Capítulo 3
eles foram remunerados abundantemente para todas suas perdas; e, então,
eles eram nenhum mais contido pelo Ato de Abolição, que por qualquer moderado
aumento do custo ou o risco que assistem às aventuras más deles/delas. Isto
estava seguro, ser o caso, contanto que a lei só tratasse slavetrading
como um comércio de contrabando, sujeitando esses nada mais que que dirigiram isto para
penalidades pecuniárias. Mas era igualmente evidente que as mesmas pessoas
que fez estes cálculos de lucro e arrisca, enquanto eles só puderam
perca o navio ou o dinheiro por um ataque apoplético, hesitaria antes de eles
encontrado o perigo de ser experimentado como para um crime. E, seguramente, se
já este eram um ato que mereceu ser declarado felonia, e negociou
com como tal, era isto de escravo-comércio. Adequadamente, em 1810, Sr.
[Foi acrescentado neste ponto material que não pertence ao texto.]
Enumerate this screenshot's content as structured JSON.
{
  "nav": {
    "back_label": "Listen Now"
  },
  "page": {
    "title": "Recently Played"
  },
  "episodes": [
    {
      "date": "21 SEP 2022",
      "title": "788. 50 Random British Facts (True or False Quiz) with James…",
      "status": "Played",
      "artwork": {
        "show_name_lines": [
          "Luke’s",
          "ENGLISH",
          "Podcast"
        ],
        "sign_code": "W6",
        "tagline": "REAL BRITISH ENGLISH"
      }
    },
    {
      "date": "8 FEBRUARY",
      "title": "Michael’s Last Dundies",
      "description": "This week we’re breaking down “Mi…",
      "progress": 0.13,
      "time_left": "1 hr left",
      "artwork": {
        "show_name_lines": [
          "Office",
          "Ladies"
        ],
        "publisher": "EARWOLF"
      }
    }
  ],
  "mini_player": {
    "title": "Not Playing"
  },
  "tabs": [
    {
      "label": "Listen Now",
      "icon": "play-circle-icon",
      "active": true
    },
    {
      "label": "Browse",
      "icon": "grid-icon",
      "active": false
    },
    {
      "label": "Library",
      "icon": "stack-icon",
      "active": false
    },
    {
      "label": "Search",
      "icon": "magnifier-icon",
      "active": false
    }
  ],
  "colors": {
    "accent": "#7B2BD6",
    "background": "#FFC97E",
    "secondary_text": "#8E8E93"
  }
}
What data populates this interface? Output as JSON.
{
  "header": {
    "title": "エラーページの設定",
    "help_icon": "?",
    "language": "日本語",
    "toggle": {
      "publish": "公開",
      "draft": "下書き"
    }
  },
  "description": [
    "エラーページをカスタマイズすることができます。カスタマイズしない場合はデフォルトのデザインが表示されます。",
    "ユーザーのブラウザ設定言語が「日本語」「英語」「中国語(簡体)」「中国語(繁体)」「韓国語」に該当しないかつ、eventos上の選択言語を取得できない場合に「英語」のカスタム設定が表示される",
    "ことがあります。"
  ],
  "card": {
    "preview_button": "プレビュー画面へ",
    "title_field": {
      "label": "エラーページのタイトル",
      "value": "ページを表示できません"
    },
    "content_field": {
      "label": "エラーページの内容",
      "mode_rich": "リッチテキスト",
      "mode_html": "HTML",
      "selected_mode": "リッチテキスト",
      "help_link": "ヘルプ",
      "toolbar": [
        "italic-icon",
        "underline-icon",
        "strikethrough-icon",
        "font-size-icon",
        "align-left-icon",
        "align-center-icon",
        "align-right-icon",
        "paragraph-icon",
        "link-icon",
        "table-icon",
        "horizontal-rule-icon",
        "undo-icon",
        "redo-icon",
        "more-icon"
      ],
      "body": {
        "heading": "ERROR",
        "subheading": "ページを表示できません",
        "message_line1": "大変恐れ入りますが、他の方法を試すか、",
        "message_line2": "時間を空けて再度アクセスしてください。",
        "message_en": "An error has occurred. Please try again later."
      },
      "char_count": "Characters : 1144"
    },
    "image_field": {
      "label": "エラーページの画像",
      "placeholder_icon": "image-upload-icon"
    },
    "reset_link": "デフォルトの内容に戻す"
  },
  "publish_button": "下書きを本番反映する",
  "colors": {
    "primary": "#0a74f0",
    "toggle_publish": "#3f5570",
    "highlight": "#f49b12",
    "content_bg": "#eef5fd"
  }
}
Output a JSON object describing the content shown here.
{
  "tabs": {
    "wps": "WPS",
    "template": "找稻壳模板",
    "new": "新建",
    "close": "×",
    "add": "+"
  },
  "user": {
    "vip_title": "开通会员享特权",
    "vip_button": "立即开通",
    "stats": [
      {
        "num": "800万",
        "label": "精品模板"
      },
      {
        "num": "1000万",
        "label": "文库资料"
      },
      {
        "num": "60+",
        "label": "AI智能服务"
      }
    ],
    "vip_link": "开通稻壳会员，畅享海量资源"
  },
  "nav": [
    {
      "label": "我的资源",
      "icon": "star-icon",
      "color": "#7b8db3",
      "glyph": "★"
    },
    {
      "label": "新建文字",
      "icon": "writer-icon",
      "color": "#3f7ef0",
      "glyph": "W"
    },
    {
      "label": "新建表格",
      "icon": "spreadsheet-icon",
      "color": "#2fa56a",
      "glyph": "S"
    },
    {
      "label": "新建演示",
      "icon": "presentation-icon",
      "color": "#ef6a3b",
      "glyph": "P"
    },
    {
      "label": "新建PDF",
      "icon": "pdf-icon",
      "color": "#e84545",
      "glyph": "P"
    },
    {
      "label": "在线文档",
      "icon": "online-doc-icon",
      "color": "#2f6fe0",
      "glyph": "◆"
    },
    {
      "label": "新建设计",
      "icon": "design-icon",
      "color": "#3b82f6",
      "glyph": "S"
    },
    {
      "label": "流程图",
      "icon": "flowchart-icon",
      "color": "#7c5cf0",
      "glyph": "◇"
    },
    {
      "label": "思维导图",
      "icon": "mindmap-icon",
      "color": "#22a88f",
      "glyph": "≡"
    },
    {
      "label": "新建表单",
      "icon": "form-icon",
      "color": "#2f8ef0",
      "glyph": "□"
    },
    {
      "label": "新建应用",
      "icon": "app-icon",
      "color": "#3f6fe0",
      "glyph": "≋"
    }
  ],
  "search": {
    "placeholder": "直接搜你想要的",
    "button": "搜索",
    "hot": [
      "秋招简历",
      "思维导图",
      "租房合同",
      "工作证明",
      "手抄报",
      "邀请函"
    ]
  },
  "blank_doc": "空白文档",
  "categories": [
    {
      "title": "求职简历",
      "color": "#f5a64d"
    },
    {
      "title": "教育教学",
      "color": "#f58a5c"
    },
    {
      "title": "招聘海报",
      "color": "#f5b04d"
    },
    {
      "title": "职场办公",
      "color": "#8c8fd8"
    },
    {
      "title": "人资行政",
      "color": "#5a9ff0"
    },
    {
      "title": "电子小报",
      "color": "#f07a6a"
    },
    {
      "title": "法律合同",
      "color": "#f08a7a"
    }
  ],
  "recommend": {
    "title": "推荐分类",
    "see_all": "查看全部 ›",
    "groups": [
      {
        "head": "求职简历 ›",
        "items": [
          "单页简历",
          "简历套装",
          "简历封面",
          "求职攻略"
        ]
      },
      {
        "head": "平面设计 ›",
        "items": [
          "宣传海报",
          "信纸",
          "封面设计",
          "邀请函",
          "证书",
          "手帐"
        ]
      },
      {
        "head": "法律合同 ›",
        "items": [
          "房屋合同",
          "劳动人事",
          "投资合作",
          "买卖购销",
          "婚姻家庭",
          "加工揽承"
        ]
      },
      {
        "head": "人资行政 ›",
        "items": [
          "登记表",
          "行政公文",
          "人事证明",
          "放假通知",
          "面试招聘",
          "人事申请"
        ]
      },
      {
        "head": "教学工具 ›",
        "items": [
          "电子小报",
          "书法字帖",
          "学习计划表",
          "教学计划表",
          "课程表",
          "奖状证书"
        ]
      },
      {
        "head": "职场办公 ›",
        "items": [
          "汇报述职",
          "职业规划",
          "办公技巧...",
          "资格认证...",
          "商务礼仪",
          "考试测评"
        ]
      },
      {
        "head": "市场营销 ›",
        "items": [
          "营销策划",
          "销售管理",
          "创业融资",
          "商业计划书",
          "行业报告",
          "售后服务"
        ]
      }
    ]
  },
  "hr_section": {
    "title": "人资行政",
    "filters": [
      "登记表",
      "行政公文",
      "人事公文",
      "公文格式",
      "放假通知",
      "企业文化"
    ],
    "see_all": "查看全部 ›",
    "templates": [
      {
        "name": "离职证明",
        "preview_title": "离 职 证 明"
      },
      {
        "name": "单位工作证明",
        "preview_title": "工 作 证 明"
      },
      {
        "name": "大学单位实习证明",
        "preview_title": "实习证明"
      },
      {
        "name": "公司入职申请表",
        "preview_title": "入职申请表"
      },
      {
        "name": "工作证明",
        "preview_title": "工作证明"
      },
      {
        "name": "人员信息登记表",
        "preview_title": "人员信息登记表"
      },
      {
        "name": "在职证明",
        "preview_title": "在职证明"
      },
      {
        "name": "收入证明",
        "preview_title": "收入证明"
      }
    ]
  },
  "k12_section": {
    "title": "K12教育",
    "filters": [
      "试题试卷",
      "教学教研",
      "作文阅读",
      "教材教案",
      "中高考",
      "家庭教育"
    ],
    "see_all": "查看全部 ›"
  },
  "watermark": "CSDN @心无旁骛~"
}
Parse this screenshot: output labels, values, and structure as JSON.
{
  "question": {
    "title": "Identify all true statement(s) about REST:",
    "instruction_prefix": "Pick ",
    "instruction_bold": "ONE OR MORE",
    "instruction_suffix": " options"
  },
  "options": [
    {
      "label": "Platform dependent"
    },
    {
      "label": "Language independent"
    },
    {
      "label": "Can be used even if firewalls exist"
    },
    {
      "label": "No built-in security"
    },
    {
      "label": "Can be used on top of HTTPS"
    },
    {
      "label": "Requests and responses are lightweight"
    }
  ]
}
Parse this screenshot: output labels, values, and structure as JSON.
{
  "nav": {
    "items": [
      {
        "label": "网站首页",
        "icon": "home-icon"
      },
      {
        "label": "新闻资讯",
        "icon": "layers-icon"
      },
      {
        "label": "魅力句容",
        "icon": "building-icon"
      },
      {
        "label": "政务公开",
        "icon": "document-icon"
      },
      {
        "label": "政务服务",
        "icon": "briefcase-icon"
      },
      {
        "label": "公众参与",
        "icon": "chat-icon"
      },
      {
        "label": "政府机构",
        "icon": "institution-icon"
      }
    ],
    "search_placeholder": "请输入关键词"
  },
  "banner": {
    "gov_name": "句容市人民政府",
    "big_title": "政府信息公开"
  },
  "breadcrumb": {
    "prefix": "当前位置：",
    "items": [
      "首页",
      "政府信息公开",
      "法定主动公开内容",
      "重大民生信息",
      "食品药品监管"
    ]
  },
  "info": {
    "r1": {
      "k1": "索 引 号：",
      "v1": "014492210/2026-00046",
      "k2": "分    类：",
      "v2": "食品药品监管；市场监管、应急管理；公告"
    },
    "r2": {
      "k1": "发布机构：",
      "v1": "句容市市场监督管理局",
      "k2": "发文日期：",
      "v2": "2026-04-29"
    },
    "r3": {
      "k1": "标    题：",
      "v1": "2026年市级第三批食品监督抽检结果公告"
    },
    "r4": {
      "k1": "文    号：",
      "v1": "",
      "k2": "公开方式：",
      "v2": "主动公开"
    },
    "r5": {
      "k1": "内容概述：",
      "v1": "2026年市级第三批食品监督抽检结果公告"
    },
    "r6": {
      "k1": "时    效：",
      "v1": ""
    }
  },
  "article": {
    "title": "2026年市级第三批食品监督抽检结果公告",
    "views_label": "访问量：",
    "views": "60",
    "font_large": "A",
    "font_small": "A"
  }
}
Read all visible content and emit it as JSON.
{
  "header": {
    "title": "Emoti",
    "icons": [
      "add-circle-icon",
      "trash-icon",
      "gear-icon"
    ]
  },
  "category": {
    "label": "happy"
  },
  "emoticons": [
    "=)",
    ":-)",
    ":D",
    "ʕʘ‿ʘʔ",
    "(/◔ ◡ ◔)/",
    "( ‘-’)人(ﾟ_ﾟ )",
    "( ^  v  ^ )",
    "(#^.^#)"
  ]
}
Brougham, então um sócio do Câmara dos Comuns, movendo um endereço para,
a coroa, (que foi concordado por unanimidade para,) para medidas mais vigorosas
contra o tráfico, britânico e Estrangeiro, deu aviso prévio,
o qual ele ano que vem levado a cabo Parlamento, e que declarou o
trafique para ser uma felonia, castigável com transporte. Alguns anos
depois estava por outro Ato feito importante, debaixo do nome de Pirataria,,
mas isto foi revogado desde então. Várias convicções aconteceram
debaixo do Ato anterior, (de 1811,) e não pode haver o menos dúvida
que a lei provou eficaz, e que o Tráfico de escravos tem muito tempo
deixou de existir até onde os domínios britânicos estão preocupados.
Aqueles estados estrangeiros continuam continuando isto vergonhosamente, é nenhum menos
certo. Lá é transportado anualmente para Cuba e Brasil, sobre 100,000,
seres infelizes, pelas duas nações mais fracas na Europa, e estes dois a maioria
completamente sujeito à influência e até mesmo controle direto de Inglaterra.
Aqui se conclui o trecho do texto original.